I grab my comb and start yanking it through my hair when Natalie appears in the doorway behind me, leaning a shoulder against the frame. Reluctantly, I meet her eyes in the mirror, seeing the sympathy and pity in hers. I drop my gaze again .
Please don’t look at me like that.
I’m fine.
It doesn’t matter.
“Ellie…”
My lips tremble and she wraps her arms around me from behind, resting her chin on my shoulder and giving me a firm squeeze. A constant ache burns a hole in my chest and I lean back into her, desperately needing some comfort after such a disappointing night.
“You’ll always have us, El. No matter what.”
I nod, smiling slightly despite it all. “Thanks, Nat.”
I’ve never forgotten that and I never will.
She kisses my cheek afterwards and says goodnight, leaving me alone with my thoughts.
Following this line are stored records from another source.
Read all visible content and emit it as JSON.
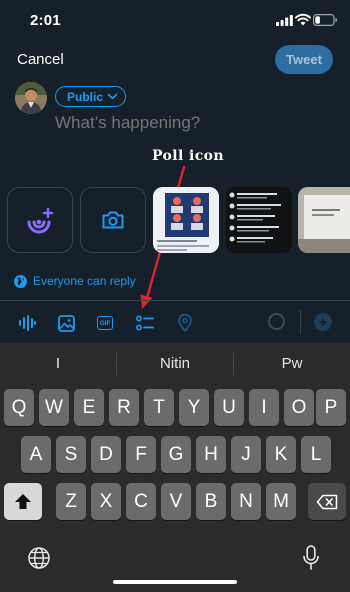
{
  "status_bar": {
    "time": "2:01"
  },
  "header": {
    "cancel_label": "Cancel",
    "tweet_label": "Tweet"
  },
  "compose": {
    "audience_label": "Public",
    "placeholder": "What’s happening?"
  },
  "annotation": {
    "text": "Poll icon",
    "color": "#e0242b"
  },
  "reply_setting": {
    "label": "Everyone can reply"
  },
  "toolbar": {
    "icons": [
      "audio-space-icon",
      "image-icon",
      "gif-icon",
      "poll-icon",
      "location-icon"
    ]
  },
  "keyboard": {
    "suggestions": [
      "I",
      "Nitin",
      "Pw"
    ],
    "row1": [
      "Q",
      "W",
      "E",
      "R",
      "T",
      "Y",
      "U",
      "I",
      "O",
      "P"
    ],
    "row2": [
      "A",
      "S",
      "D",
      "F",
      "G",
      "H",
      "J",
      "K",
      "L"
    ],
    "row3": [
      "Z",
      "X",
      "C",
      "V",
      "B",
      "N",
      "M"
    ]
  },
  "colors": {
    "background": "#15202b",
    "accent": "#1d9bf0",
    "keyboard_bg": "#2b2b2d",
    "key": "#6b6b6e"
  }
}
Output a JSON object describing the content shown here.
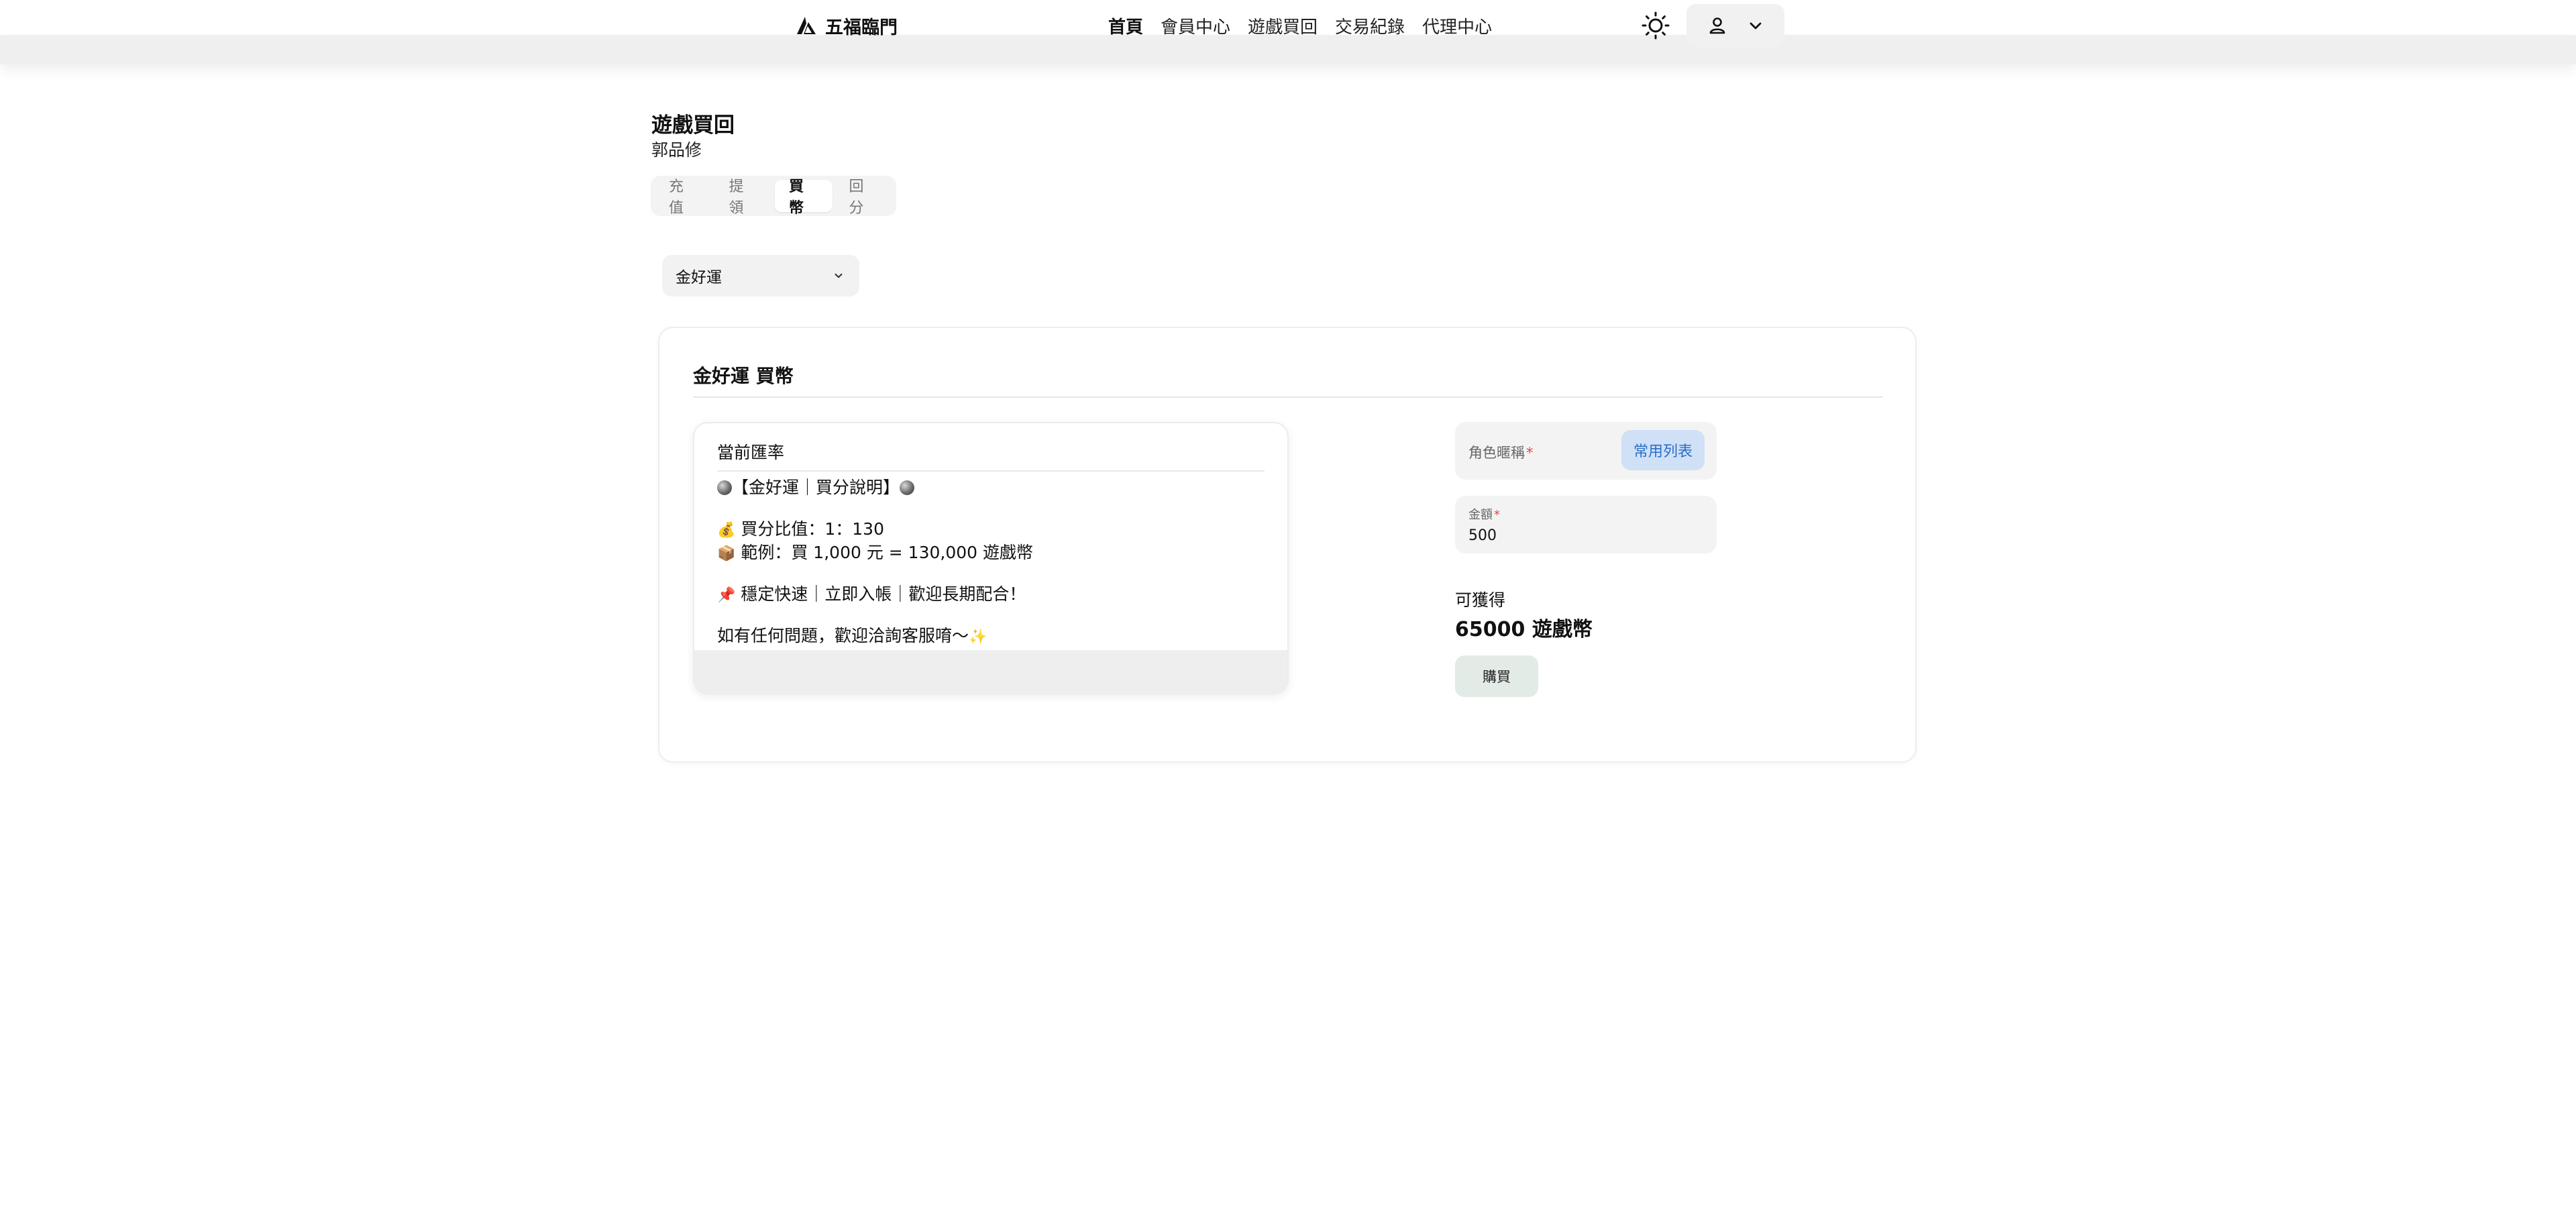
{
  "header": {
    "brand": "五福臨門",
    "nav": [
      {
        "label": "首頁",
        "active": true
      },
      {
        "label": "會員中心",
        "active": false
      },
      {
        "label": "遊戲買回",
        "active": false
      },
      {
        "label": "交易紀錄",
        "active": false
      },
      {
        "label": "代理中心",
        "active": false
      }
    ],
    "icons": {
      "theme": "sun-icon",
      "user": "user-icon",
      "menu": "chevron-down-icon"
    }
  },
  "page": {
    "title": "遊戲買回",
    "username": "郭品修",
    "tabs": [
      {
        "label": "充值",
        "active": false
      },
      {
        "label": "提領",
        "active": false
      },
      {
        "label": "買幣",
        "active": true
      },
      {
        "label": "回分",
        "active": false
      }
    ]
  },
  "game_select": {
    "value": "金好運"
  },
  "card": {
    "title": "金好運 買幣",
    "rate": {
      "header": "當前匯率",
      "lines": [
        "【金好運｜買分說明】",
        "",
        "買分比值：1：130",
        "範例：買 1,000 元 = 130,000 遊戲幣",
        "",
        "穩定快速｜立即入帳｜歡迎長期配合！",
        "",
        "如有任何問題，歡迎洽詢客服唷～"
      ]
    },
    "form": {
      "role_label": "角色暱稱",
      "role_value": "",
      "common_list_label": "常用列表",
      "amount_label": "金額",
      "amount_value": "500",
      "required_mark": "*",
      "obtain_label": "可獲得",
      "obtain_value": "65000 遊戲幣",
      "buy_label": "購買"
    }
  },
  "colors": {
    "accent_blue": "#2a6fc7",
    "accent_blue_bg": "#cfe0f7",
    "buy_bg": "#e2ebe6",
    "required": "#e5484d"
  }
}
Nicole was right about one thing; I wasn’t having fun tonight. Not really. It’s clear my boyfriend’s friends don’t like me and, if I’m being entirely honest, I didn’t particularly like them either. Amy came across as pretentious and stuffy, Nicole was a bitch and Owen and Wayne are nothing more than arrogant jocks with more brawn than brains. Not to mention the stupid, cold-shoulder attitude they all gave me because of the university I decided to go to. Do I wish tonight had turned out differently? Of course! But nothing seems to go according to plan when it comes to my relationship with Marco these days. That’s a fact I simply can’t ignore anymore. Our relationship was challenging enough already. Now if I want to spend time with my boyfriend, I’ll either have to put up with his snobby, obnoxious friends or we’ll have to make time to see each other alone when we can. Not to mention there’s also the whole issue of him ‘abandoning’ me which we’ll have to sort out tomorrow .
I finish brushing my hair and teeth, knowing that nothing will make me feel better right now except some well-deserved sleep and time to work through my emotions. Things will be better tomorrow. Maybe his friends will come around or maybe they’ll grow on me with time. Maybe tonight was some sort of weird hazing thing, like an internal joke they decided to play on me just for a laugh. Maybe next time when we meet up it’ll be completely different.
One way or another, it’ll work out. It has too.
I toe off my shoes and strip off my jumper, jeans and underwear, pulling on my long plaid pyjama pants and a loose-fitting white t-shirt. I flop down onto my bed, a weighted blanket of exhaustion suddenly descending upon me as I crawl beneath the covers and bury my head into my pillow. Within seconds, I float off to sleep, barely conscious of the pair of pale blue eyes that drift into my mind and stay there.